IBM analog AI chip uses phase-change memory

Technology News |
By Nick Flaherty

Cette publication existe aussi en Français


IBM Research has developed a multicore compute in memory analog chip for machine learning using phase-change memory (PCM) to reduce the power consumption.

The analog compute in memory AI chip was designed and fabricated in 14 nm CMOS with the phase-change memory added in the backend process, reducing the cost of production. The fully integrated chip features 64 AI cores interconnected via an on-chip communication network. It also implements the digital activation functions and additional processing involved in individual convolutional layers and long short-term memory units.

For 8-bit input/output matrix–vector multiplications, in the four-phase (high-precision) or one-phase (low-precision) operational read mode, the chip can achieve a maximum throughput of 16.1 or 63.1 tera-operations per second at an energy efficiency of 2.48 or 9.76 tera-operations per second per watt, respectively.

The synaptic weights are stored locally in the conductance values of nanoscale PCM resistive memory devices. The material switches between amorphous and crystalline phases, where a lower electrical pulse will make the device more crystalline, providing less resistance, and a higher electrical pulse makes the device more amorphous, resulting in more resistance.

The PCM device records its state as a continuum of values between the amorphous and crystalline states. The memory is non-volatile, so the weights are retained when the power supply is switched off.

Two key challenges needed to be overcome say the researchers in a paper in Nature. The memory arrays need to be able to compute with a level of precision on par with existing digital systems, and they need to be able to interface seamlessly with other digital compute units, as well as a digital communication fabric on the analog AI chip.

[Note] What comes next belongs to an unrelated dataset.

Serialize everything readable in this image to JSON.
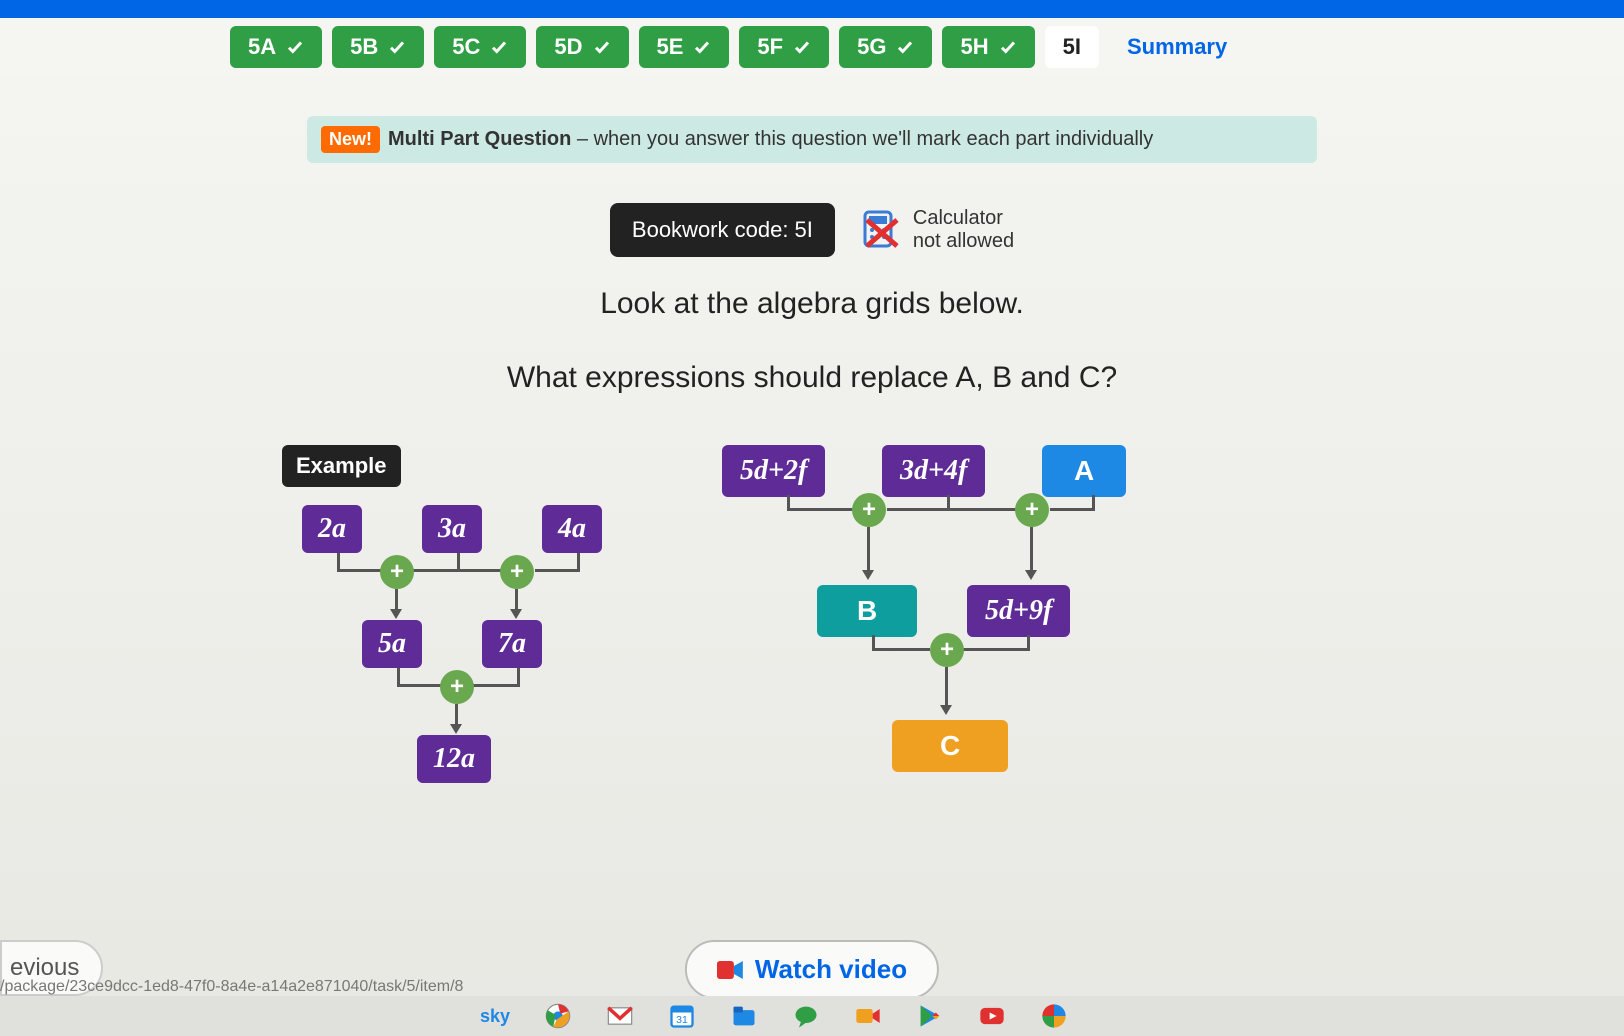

The chip was fabricated in IBM’s Albany NanoTech Complex, and is composed of the 64 analog in-memory compute cores (or tiles). Each of these contains 256-by-256 crossbar array of synaptic unit cells. Time-based analog-to-digital converters are integrated in each tile to transition between the analog and digital worlds and each tile includes lightweight digital processing units that perform simple nonlinear neuronal activation functions and scaling operations.

Each tile can perform the computations associated with a layer of a deep neural network (DNN) model. The synaptic weights are encoded as analog conductance values of the PCM devices. A global digital processing unit is integrated in the middle of the chip that implements more complex operations that are critical for the execution of certain types of neural networks. The chip also has digital communication pathways at the chip interconnects of all the tiles and the global digital processing unit.

Seamlessly combining analog in-memory computing with several digital processing units and a digital communication fabric produces input-output matrix multiplications at 400 GOPS/mm2, more than 15 times higher than previous multi-core, in-memory computing chips based on resistive memory, while achieving comparable energy efficiency.